The more that he would create, the more he knows that his ideas are almost sporadic. He gets the picture and then quickly rushes to complete it. “I don’t really take my time in the process,” he said. “It’s kind of like a rushed process.”
This process may look rushed to outsiders looking in at Lompo completing a work of art, but it is the perfect speed for him. When he is outside, feeling the fresh air and working on art, he can concentrate.
What motivates you to keep going?
L: When I paint, I get a feeling I don’t usually feel. I feel relaxed; I feel calm when I paint. I love the feeling of tranquility, peace and soft things. That’s what pushes me to paint more because each time I do it, I get more and more of that tranquility and peace.
Which one of your pieces has been the most fun to make?
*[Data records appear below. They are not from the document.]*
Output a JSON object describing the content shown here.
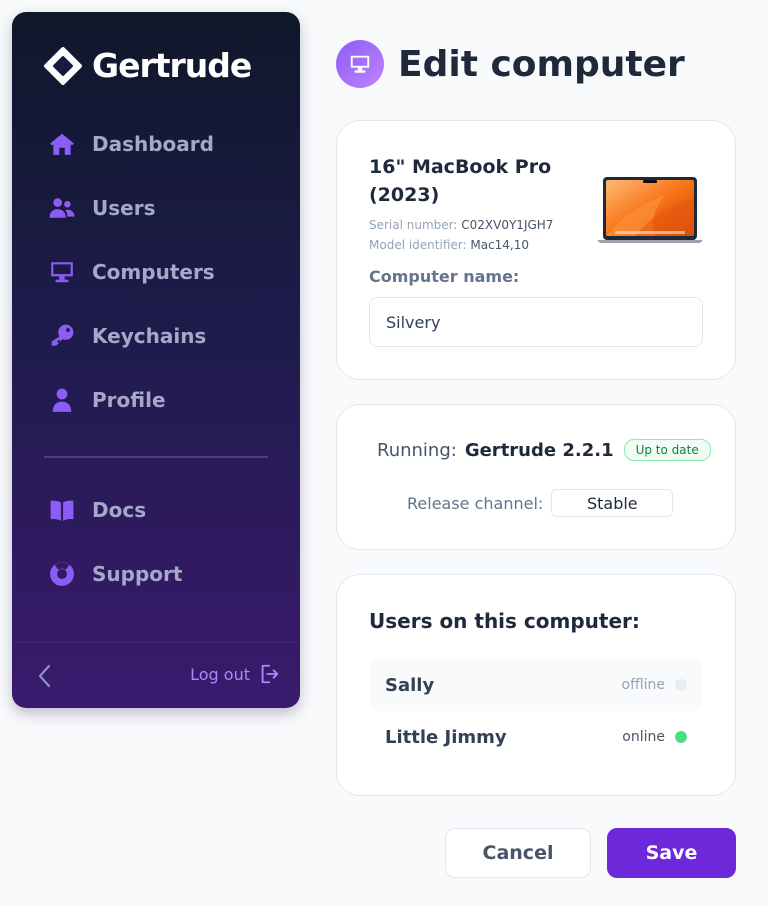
{
  "app": {
    "name": "Gertrude"
  },
  "sidebar": {
    "items": [
      {
        "label": "Dashboard",
        "icon": "home-icon"
      },
      {
        "label": "Users",
        "icon": "users-icon"
      },
      {
        "label": "Computers",
        "icon": "computer-icon"
      },
      {
        "label": "Keychains",
        "icon": "key-icon"
      },
      {
        "label": "Profile",
        "icon": "user-icon"
      },
      {
        "label": "Docs",
        "icon": "book-icon"
      },
      {
        "label": "Support",
        "icon": "lifebuoy-icon"
      }
    ],
    "logout_label": "Log out"
  },
  "page": {
    "title": "Edit computer",
    "title_icon": "computer-icon"
  },
  "computer": {
    "model": "16\" MacBook Pro (2023)",
    "serial_label": "Serial number:",
    "serial": "C02XV0Y1JGH7",
    "model_id_label": "Model identifier:",
    "model_id": "Mac14,10",
    "name_label": "Computer name:",
    "name_value": "Silvery"
  },
  "release": {
    "running_label": "Running:",
    "version": "Gertrude 2.2.1",
    "status_badge": "Up to date",
    "channel_label": "Release channel:",
    "channel_value": "Stable"
  },
  "users_section": {
    "title": "Users on this computer:",
    "users": [
      {
        "name": "Sally",
        "status": "offline"
      },
      {
        "name": "Little Jimmy",
        "status": "online"
      }
    ]
  },
  "actions": {
    "cancel_label": "Cancel",
    "save_label": "Save"
  },
  "colors": {
    "accent": "#6d28d9",
    "icon_purple": "#8b5cf6",
    "online": "#4ade80",
    "offline": "#e9edf2",
    "badge_green": "#15803d"
  }
}
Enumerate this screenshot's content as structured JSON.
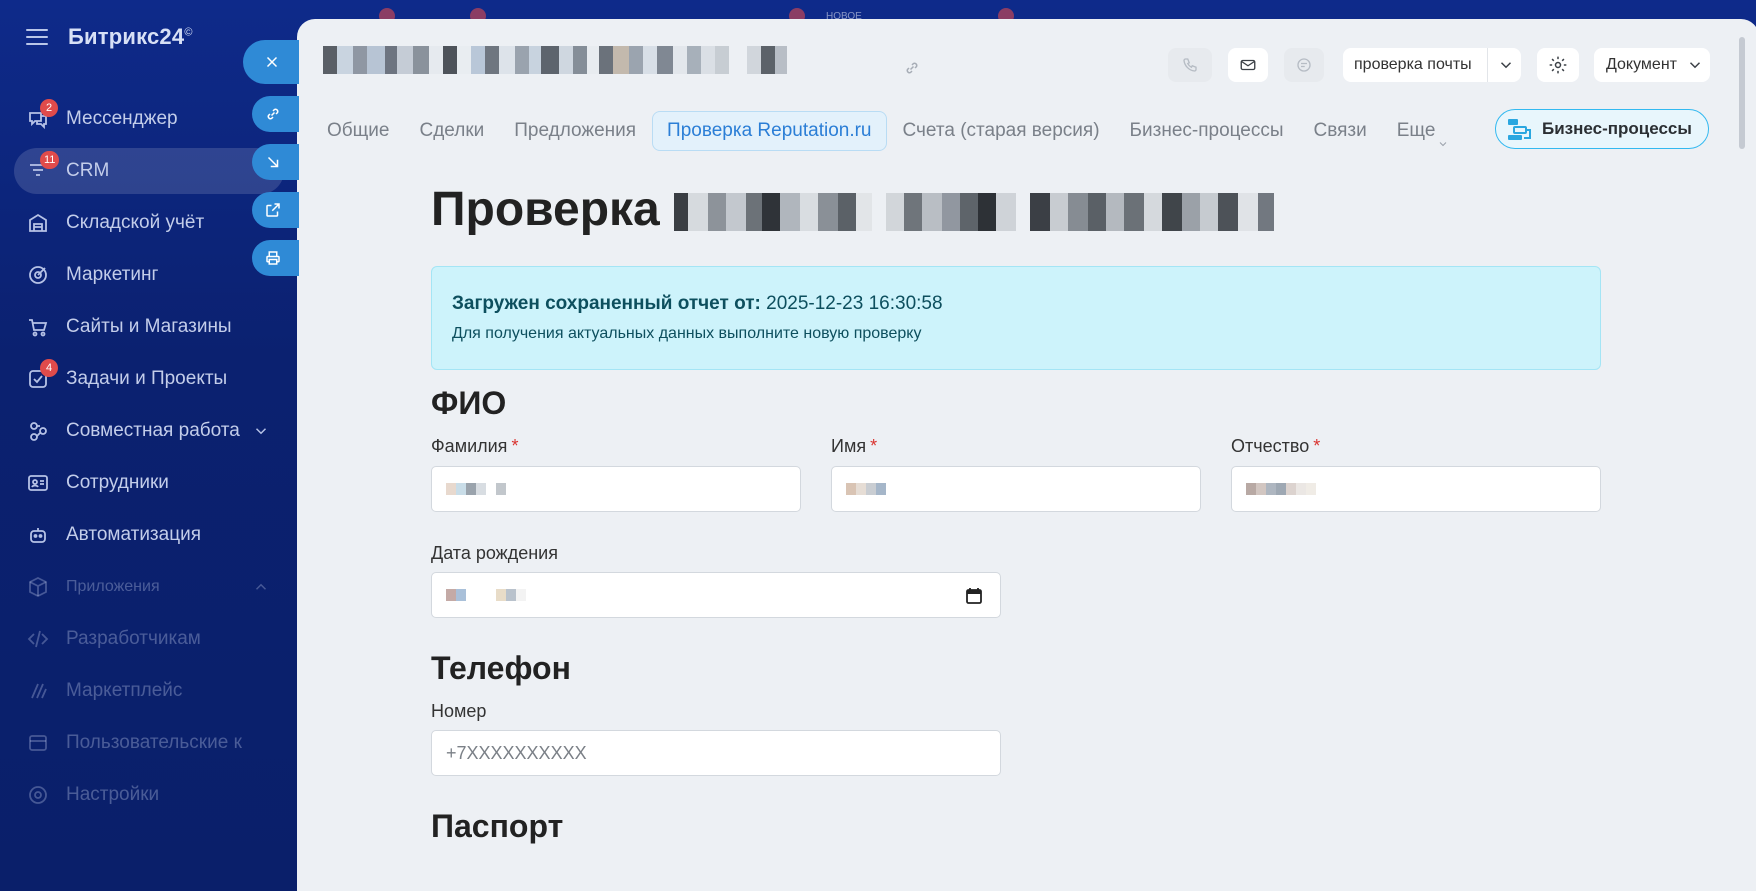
{
  "sidebar": {
    "logo": "Битрикс24",
    "logo_mark": "©",
    "items": [
      {
        "label": "Мессенджер",
        "badge": "2",
        "icon": "messenger-icon"
      },
      {
        "label": "CRM",
        "badge": "11",
        "icon": "crm-funnel-icon"
      },
      {
        "label": "Складской учёт",
        "badge": "",
        "icon": "warehouse-icon"
      },
      {
        "label": "Маркетинг",
        "badge": "",
        "icon": "marketing-icon"
      },
      {
        "label": "Сайты и Магазины",
        "badge": "",
        "icon": "cart-icon"
      },
      {
        "label": "Задачи и Проекты",
        "badge": "4",
        "icon": "tasks-icon"
      },
      {
        "label": "Совместная работа",
        "badge": "",
        "icon": "collaboration-icon"
      },
      {
        "label": "Сотрудники",
        "badge": "",
        "icon": "employees-icon"
      },
      {
        "label": "Автоматизация",
        "badge": "",
        "icon": "automation-icon"
      },
      {
        "label": "Приложения",
        "badge": "",
        "icon": "apps-icon"
      },
      {
        "label": "Разработчикам",
        "badge": "",
        "icon": "code-icon"
      },
      {
        "label": "Маркетплейс",
        "badge": "",
        "icon": "marketplace-icon"
      },
      {
        "label": "Пользовательские к",
        "badge": "",
        "icon": "custom-icon"
      },
      {
        "label": "Настройки",
        "badge": "",
        "icon": "settings-icon"
      }
    ]
  },
  "top_peek": {
    "new_label": "НОВОЕ"
  },
  "header": {
    "check_mail_label": "проверка почты",
    "document_label": "Документ"
  },
  "tabs": [
    {
      "label": "Общие"
    },
    {
      "label": "Сделки"
    },
    {
      "label": "Предложения"
    },
    {
      "label": "Проверка Reputation.ru"
    },
    {
      "label": "Счета (старая версия)"
    },
    {
      "label": "Бизнес-процессы"
    },
    {
      "label": "Связи"
    },
    {
      "label": "Еще"
    }
  ],
  "business_processes_button": "Бизнес-процессы",
  "content": {
    "title_prefix": "Проверка",
    "alert": {
      "bold": "Загружен сохраненный отчет от:",
      "datetime": "2025-12-23 16:30:58",
      "note": "Для получения актуальных данных выполните новую проверку"
    },
    "sections": {
      "fio": "ФИО",
      "phone": "Телефон",
      "passport": "Паспорт"
    },
    "fields": {
      "last_name": "Фамилия",
      "first_name": "Имя",
      "middle_name": "Отчество",
      "birth_date": "Дата рождения",
      "phone_number": "Номер",
      "phone_placeholder": "+7XXXXXXXXXX",
      "required_mark": "*"
    }
  },
  "colors": {
    "sidebar_bg": "#0b2170",
    "panel_bg": "#edf0f4",
    "accent": "#2b7ed6",
    "alert_bg": "#cdf3fb",
    "required": "#d9332f",
    "action_button": "#2f8ad6"
  }
}
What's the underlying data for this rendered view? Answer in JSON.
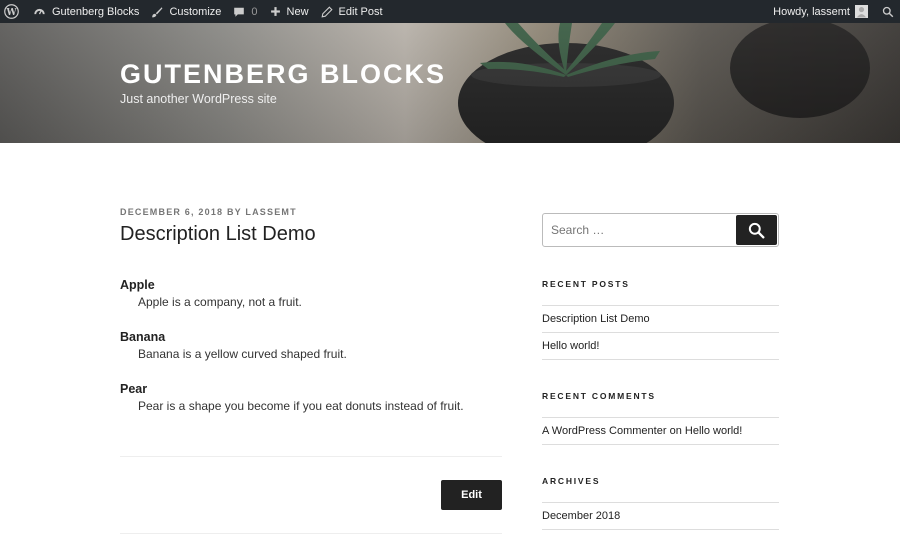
{
  "adminbar": {
    "site_name": "Gutenberg Blocks",
    "customize": "Customize",
    "comments_count": "0",
    "new": "New",
    "edit_post": "Edit Post",
    "howdy": "Howdy, lassemt"
  },
  "header": {
    "title": "GUTENBERG BLOCKS",
    "description": "Just another WordPress site"
  },
  "post": {
    "date": "DECEMBER 6, 2018",
    "by": "BY",
    "author": "LASSEMT",
    "title": "Description List Demo",
    "items": [
      {
        "term": "Apple",
        "desc": "Apple is a company, not a fruit."
      },
      {
        "term": "Banana",
        "desc": "Banana is a yellow curved shaped fruit."
      },
      {
        "term": "Pear",
        "desc": "Pear is a shape you become if you eat donuts instead of fruit."
      }
    ],
    "edit_label": "Edit"
  },
  "sidebar": {
    "search_placeholder": "Search …",
    "recent_posts_title": "RECENT POSTS",
    "recent_posts": [
      "Description List Demo",
      "Hello world!"
    ],
    "recent_comments_title": "RECENT COMMENTS",
    "comment": {
      "author": "A WordPress Commenter",
      "on": "on",
      "post": "Hello world!"
    },
    "archives_title": "ARCHIVES",
    "archives": [
      "December 2018"
    ]
  },
  "colors": {
    "adminbar_bg": "#23282d",
    "button_bg": "#222222",
    "meta_text": "#767676"
  },
  "icons": [
    "wordpress-logo-icon",
    "dashboard-icon",
    "brush-icon",
    "comment-icon",
    "plus-icon",
    "pencil-icon",
    "avatar-icon",
    "search-icon"
  ]
}
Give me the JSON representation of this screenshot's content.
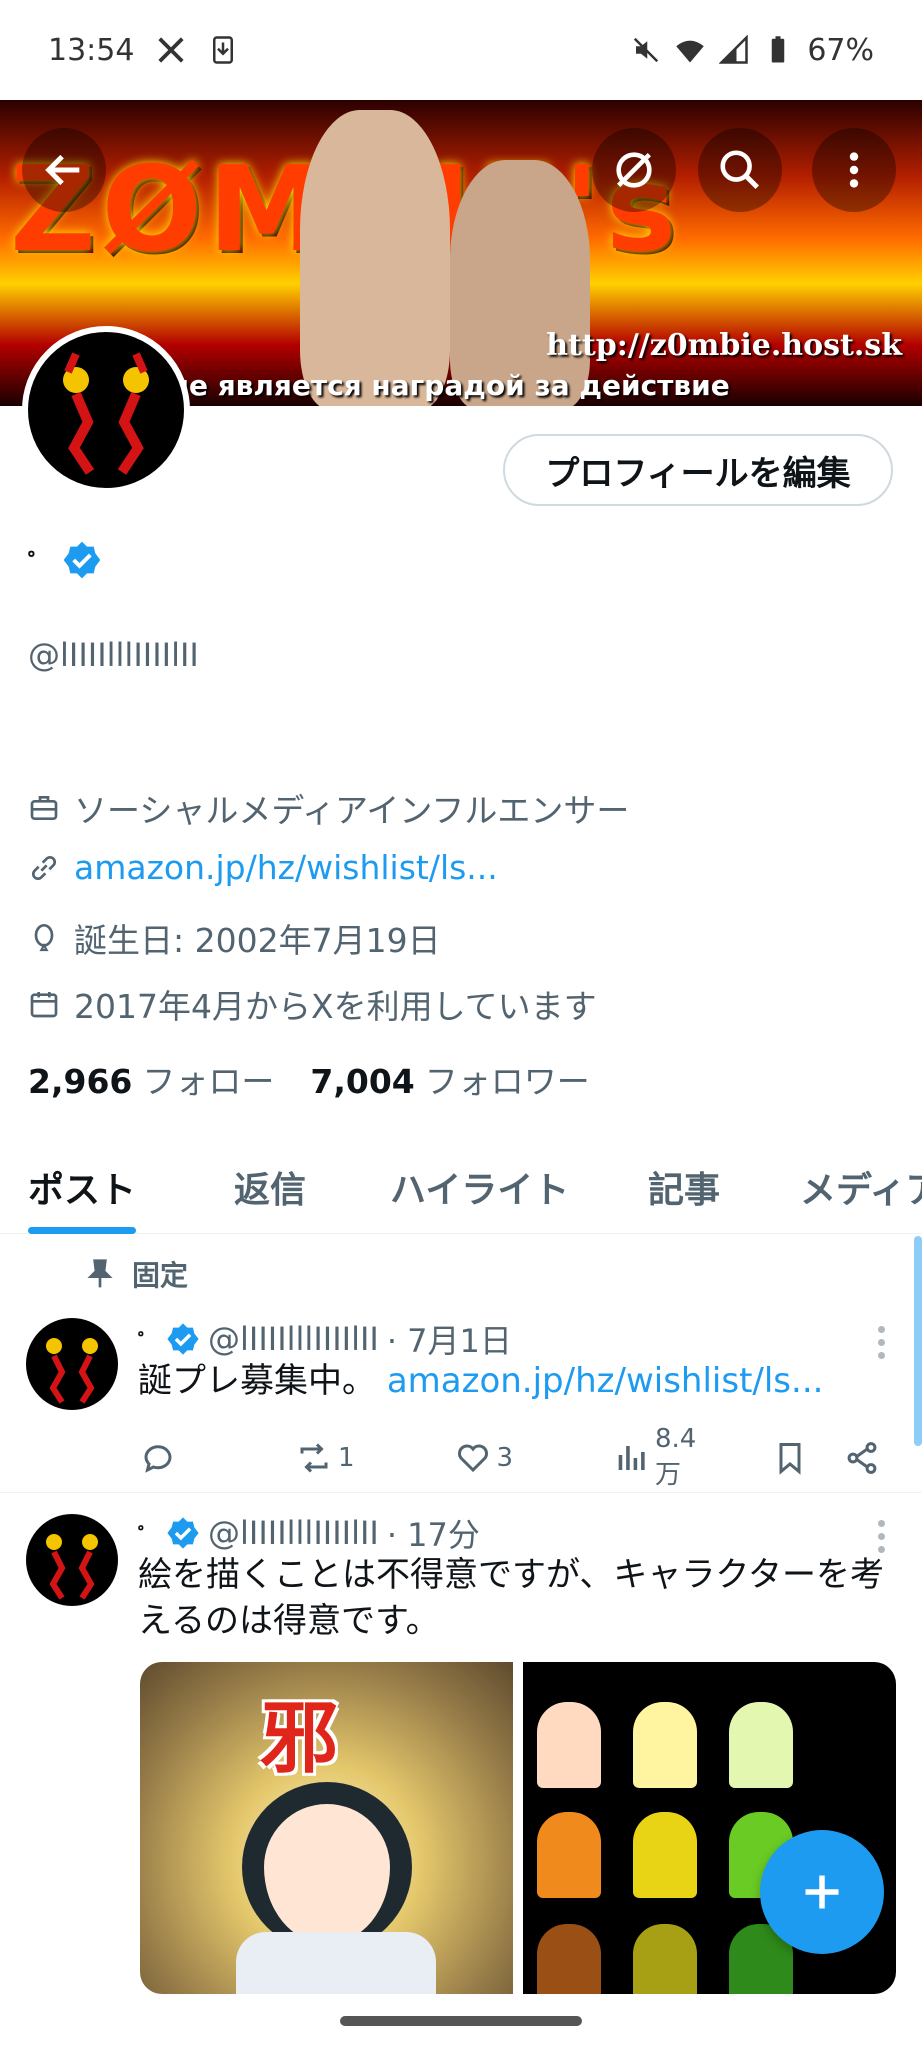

L: There was this one piece I made using boxing gloves because the piece is called “Anger is Just Temporary Madness.’ It was a piece where I commented on myself and the rage I sometimes feel. And sometimes I don’t know when to let it go, so in this piece, I took a boxing glove, and I just started beating the canvas.
The more that Lompo is creating, the more that he hopes to gain happiness. Being 17 is a weird point in your life and wanting to rush into adulthood is normal, but he wants to relish at this moment. Focusing and taking one thing at a time is what he lacked last year.
“Last year was good, but I feel like I rushed myself,” he said. “And I’ll be focusing on putting in the work and not just accepting the bare minimum.”
What do you want people to gain when they see your art?
L: I really want them to feel the peace that I feel when I look at my pieces, I try to give a symbolic feeling to my pieces. But at the same time, they’re also meant to console and heal people. I really hope that people feel the same vibe that I feel.
Has your life changed from you taking your art more seriously?
L: A lot of people have started treating me differently. I’m making paintings; I’m selling them a lot. I would say for my age; I’m doing pretty good as an artist. Now I feel like people are starting to give me that little status. I don’t think I like it a lot, because I feel like I’m still not there.

From his art, Lompo has been able to gain a new perspective on his life. Finding alternative ways of making a living for yourself at the age of 17 can do a lot for a young person. Experiencing art as a career by his own hands is something he never thought was possible.
“It just motivated me and lifted me out of the hardest times because I didn’t know what I was going to do,” he said. “After high school, I thought I was going to have to go to college, graduate college, get some regular job, but I realized I had a gift in me.”